África es un mini bus
sobrecargado de pasajeros y mercancías en el que, a cada parada en alguna
aldea donde nunca pasa nada, una docena de vendedores ambulantes
ofrecen bolsas de frutos secos y botellas de agua rellenadas, una y
otra vez, a sus pasajeros a través de las ventanas del vehículo. Es
una carretera polvorienta atestada de controles policiales tan
innecesarios como corruptos. Es un paso fronterizo con charcos
putrefactos donde desparasitar nuestros zapatos. Es un aeródromo de
tierra donde antes de aterrizar el piloto se acerca una primera vez
para espantar el ganado. Es una bicicleta que carga un cerdo vivo. Es
una moto-taxi en la que caben tantos pasajeros como dinero estemos
dispuestos a pagar.
África es un teléfono
móvil, pequeño y barato, de origen chino, con linterna incorporada
para guiarse por los oscuros caminos de tierra con destino a casa y con espacio en su interior para dos o tres tarjetas SIM a la vez.

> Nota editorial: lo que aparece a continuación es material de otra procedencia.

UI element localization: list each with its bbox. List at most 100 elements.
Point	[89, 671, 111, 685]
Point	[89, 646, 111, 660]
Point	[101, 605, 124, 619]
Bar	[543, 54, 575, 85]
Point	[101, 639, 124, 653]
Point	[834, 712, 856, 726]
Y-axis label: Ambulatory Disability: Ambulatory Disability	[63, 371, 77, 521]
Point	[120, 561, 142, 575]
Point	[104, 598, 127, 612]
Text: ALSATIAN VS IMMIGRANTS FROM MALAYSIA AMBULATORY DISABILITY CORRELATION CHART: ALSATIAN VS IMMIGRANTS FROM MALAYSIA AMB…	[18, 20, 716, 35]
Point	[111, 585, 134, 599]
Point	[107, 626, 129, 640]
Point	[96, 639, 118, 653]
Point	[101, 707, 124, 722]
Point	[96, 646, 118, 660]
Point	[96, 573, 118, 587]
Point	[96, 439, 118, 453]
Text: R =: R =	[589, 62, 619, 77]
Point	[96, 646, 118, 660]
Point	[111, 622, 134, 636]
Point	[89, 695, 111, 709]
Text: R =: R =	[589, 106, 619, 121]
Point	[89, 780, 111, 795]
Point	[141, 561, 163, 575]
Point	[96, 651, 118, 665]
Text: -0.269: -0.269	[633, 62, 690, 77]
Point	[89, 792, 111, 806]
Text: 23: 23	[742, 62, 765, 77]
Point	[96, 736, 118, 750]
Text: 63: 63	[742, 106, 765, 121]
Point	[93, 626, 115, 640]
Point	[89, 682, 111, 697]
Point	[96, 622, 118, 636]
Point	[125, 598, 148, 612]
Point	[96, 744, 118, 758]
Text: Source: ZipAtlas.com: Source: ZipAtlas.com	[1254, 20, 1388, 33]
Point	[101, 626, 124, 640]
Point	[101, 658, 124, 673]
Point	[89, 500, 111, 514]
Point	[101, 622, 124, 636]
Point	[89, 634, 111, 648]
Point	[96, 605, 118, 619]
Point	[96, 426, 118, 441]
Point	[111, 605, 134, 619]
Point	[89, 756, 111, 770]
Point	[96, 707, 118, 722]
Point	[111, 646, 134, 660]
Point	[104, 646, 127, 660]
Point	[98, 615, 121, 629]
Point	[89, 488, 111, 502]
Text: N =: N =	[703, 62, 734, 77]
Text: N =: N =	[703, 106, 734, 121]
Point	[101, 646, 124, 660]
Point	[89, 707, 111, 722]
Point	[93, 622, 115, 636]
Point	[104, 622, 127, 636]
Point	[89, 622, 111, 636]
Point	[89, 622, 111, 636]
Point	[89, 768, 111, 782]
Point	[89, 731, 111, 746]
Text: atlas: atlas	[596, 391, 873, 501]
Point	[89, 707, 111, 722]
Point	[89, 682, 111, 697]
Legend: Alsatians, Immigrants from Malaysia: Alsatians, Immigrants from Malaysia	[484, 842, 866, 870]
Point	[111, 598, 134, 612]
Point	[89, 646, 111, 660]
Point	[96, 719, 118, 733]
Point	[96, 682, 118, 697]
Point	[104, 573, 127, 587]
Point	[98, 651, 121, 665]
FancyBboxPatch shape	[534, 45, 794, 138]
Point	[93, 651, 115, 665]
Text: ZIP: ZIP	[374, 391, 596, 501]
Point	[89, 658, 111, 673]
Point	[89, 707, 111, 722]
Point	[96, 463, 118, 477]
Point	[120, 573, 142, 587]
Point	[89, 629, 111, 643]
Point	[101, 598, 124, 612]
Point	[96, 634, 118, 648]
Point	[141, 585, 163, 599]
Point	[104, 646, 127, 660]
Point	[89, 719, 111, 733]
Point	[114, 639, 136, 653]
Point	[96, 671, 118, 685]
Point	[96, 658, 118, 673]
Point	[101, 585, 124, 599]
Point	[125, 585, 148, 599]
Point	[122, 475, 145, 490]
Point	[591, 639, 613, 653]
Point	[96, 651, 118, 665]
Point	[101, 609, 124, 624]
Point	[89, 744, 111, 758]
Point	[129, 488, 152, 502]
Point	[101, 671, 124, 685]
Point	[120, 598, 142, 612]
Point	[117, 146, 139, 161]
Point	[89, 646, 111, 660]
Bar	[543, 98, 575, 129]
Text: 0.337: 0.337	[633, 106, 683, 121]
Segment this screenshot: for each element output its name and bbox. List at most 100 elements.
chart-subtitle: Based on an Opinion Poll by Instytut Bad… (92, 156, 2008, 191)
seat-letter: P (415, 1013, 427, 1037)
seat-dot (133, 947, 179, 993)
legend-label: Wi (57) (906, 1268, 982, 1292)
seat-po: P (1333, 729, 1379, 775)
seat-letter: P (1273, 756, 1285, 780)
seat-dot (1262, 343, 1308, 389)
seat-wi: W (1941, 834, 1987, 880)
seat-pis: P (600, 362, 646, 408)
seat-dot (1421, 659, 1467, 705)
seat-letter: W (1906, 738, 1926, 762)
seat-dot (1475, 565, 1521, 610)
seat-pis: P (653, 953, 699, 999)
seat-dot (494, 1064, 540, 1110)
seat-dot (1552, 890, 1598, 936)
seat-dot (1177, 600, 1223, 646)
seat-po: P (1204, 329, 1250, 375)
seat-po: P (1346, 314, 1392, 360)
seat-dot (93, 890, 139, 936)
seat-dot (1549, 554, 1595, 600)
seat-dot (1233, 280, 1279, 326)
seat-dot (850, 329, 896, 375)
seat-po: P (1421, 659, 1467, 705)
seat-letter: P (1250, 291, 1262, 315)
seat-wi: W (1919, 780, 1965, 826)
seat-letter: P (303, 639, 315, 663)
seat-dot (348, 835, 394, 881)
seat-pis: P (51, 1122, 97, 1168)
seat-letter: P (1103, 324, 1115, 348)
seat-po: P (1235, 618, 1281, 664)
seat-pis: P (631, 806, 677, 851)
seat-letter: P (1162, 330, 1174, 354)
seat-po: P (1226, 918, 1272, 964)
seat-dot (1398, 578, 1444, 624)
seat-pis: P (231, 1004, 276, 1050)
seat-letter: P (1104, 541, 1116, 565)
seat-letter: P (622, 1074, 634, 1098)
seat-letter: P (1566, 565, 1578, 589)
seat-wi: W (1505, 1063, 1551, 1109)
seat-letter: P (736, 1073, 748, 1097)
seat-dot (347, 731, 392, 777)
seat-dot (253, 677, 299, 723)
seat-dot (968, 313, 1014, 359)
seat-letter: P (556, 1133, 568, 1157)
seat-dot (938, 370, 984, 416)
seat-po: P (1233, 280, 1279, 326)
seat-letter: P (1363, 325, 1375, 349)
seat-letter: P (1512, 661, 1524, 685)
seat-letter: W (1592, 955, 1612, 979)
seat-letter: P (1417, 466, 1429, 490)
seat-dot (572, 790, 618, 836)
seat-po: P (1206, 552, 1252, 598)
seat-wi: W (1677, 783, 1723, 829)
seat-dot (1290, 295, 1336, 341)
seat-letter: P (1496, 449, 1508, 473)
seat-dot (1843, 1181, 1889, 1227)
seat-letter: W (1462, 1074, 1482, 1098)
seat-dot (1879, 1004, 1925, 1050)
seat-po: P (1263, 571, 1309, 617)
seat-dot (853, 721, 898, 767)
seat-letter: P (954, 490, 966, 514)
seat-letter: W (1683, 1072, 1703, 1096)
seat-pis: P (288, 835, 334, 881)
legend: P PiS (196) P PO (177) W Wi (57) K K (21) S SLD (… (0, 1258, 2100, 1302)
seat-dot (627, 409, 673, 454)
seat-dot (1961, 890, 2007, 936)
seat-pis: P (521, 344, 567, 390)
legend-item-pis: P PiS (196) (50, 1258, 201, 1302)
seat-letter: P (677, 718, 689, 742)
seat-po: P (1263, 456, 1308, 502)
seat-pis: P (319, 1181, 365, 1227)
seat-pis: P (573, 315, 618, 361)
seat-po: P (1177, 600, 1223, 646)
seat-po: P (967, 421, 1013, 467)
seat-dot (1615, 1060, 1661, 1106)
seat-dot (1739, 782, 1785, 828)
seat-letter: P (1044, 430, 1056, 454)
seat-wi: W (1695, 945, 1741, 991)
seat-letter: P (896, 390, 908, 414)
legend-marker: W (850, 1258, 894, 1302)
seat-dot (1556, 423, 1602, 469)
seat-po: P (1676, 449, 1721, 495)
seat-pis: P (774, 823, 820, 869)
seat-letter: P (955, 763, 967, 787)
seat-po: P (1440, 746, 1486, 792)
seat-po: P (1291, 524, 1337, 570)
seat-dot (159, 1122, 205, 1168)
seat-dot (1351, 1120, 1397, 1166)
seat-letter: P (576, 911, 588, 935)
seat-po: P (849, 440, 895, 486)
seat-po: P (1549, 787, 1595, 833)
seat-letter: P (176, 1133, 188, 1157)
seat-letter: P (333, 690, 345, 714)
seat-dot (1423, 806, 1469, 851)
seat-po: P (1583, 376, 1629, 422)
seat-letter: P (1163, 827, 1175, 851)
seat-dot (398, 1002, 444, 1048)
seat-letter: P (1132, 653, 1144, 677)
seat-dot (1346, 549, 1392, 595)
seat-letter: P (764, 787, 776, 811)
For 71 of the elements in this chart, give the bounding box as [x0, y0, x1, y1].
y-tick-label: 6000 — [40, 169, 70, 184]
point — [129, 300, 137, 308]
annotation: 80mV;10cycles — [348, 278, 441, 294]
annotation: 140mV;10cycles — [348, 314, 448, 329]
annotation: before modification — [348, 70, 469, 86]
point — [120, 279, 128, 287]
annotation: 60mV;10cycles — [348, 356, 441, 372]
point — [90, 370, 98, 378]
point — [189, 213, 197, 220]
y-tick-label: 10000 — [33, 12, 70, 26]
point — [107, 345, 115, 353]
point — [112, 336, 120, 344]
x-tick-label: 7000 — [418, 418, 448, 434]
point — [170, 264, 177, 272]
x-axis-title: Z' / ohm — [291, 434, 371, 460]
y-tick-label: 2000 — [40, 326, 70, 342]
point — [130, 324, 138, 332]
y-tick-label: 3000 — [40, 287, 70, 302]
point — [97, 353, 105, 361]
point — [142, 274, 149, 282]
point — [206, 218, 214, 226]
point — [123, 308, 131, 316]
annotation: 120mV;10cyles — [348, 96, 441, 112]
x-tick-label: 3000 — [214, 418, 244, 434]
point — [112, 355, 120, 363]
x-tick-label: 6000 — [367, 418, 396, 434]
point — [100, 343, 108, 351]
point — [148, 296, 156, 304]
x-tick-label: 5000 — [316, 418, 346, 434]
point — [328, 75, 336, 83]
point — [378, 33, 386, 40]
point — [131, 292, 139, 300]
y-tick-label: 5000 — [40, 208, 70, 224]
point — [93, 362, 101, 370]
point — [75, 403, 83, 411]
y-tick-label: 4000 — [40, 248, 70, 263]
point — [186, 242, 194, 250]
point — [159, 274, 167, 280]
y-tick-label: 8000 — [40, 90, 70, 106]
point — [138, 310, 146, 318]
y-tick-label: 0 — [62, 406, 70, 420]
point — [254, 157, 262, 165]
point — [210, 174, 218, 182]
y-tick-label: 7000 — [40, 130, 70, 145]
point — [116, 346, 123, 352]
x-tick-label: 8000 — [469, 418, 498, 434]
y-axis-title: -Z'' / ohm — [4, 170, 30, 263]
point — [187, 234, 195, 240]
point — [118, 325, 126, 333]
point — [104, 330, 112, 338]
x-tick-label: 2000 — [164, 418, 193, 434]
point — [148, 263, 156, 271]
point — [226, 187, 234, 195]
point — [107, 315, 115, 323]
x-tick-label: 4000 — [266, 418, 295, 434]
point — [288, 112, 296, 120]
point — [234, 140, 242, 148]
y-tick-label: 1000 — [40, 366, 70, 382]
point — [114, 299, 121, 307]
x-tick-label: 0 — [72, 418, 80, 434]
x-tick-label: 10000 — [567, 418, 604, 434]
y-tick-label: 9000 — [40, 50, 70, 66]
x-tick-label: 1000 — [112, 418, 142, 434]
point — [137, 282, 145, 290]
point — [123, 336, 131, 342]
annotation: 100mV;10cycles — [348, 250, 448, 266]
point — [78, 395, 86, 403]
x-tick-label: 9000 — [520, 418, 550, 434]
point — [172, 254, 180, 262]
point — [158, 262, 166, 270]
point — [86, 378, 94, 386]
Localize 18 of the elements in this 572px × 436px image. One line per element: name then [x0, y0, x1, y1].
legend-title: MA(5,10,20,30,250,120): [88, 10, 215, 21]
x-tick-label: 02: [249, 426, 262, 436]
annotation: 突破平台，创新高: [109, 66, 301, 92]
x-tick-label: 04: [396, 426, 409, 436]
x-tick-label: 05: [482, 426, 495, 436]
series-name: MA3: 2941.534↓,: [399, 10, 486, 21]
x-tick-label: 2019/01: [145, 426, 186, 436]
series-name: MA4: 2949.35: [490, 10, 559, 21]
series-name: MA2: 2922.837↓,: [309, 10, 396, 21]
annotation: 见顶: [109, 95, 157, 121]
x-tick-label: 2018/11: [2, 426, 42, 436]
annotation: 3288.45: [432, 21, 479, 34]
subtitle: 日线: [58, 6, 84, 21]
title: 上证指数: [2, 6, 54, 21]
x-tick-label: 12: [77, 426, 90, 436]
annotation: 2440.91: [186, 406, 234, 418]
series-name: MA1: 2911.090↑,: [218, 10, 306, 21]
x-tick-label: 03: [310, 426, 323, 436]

Es una televisión
por satélite alimentada por un generador de gasolina en una aldea
donde la electricidad no ha llegado todavía y que vomita uno tras
otro partidos de fútbol de ligas de países que nadie sabe dónde están. Es
una mesa de billar desgastada, en el centro de una estación de
autobuses. Es un termo de plástico donde conservar caliente el té.
África es una llanura
donde miles de animales salvajes juegan a sobrevivir, ajenos a que
turistas equipados con sus teleobjetivos desean que empiece cuanto antes la
sanguinaria acción. Es un tiburón ballena que se deja ver en las
costas del Índico. Es un hipopótamo que se hace dueño de las
calles de la ciudad cuando cae la noche. Un chimpancé que se ríe en
tu cara. Un burro que tiene prioridad en un callejón. Una morena que
te enseña los dientes detrás de una roca, bajo el agua.
África es una catarata
desde la que lanzarse al vacío. Una canoa de madera con la que
abrirse paso entre los manglares. Un desierto de sal tan cálido que uno
quiere escapar de él cuanto antes. Un bosque tropical donde la vida se abre
paso a la mayor de las velocidades. Una playa infinita donde sólo
los cangrejos parecen haber descubierto su existencia y juegan con el
ir y venir de las olas. Es una puesta de sol tan intensa que
anestesia, que emboba, que hace restar importancia a todo lo demás
que ocurra a partir del atardecer.
África es un viajero
occidental que sueña con recorrerla en bicicleta, a pie, en coche
con aire acondicionado, a bordo de un camión overland o acumulando una chapa tras
otra. Y, sobre todo, África es un africano sonriente y humilde,
educado y orgulloso de sus orígenes. Es un zulú, un masai, un hutu
o un himba. Es un condenado a la pobreza eterna. Es el habitante de
un lugar perdido al que, dentro de no mucho, volveré.
De
manera que éste no es un libro sobre África, sino sobre algunas
personas de allí, sobre mis encuentros con ellas y el tiempo que
pasamos juntos. Este continente es demasiado grande para describirlo.
Es todo un océano, un planeta aparte, todo un cosmos heterogéneo y
de una riqueza extraordinaria. Sólo por una convención
reduccionista, por comodidad, decimos «África». En la realidad,
salvo por el nombre geográfico, África no existe.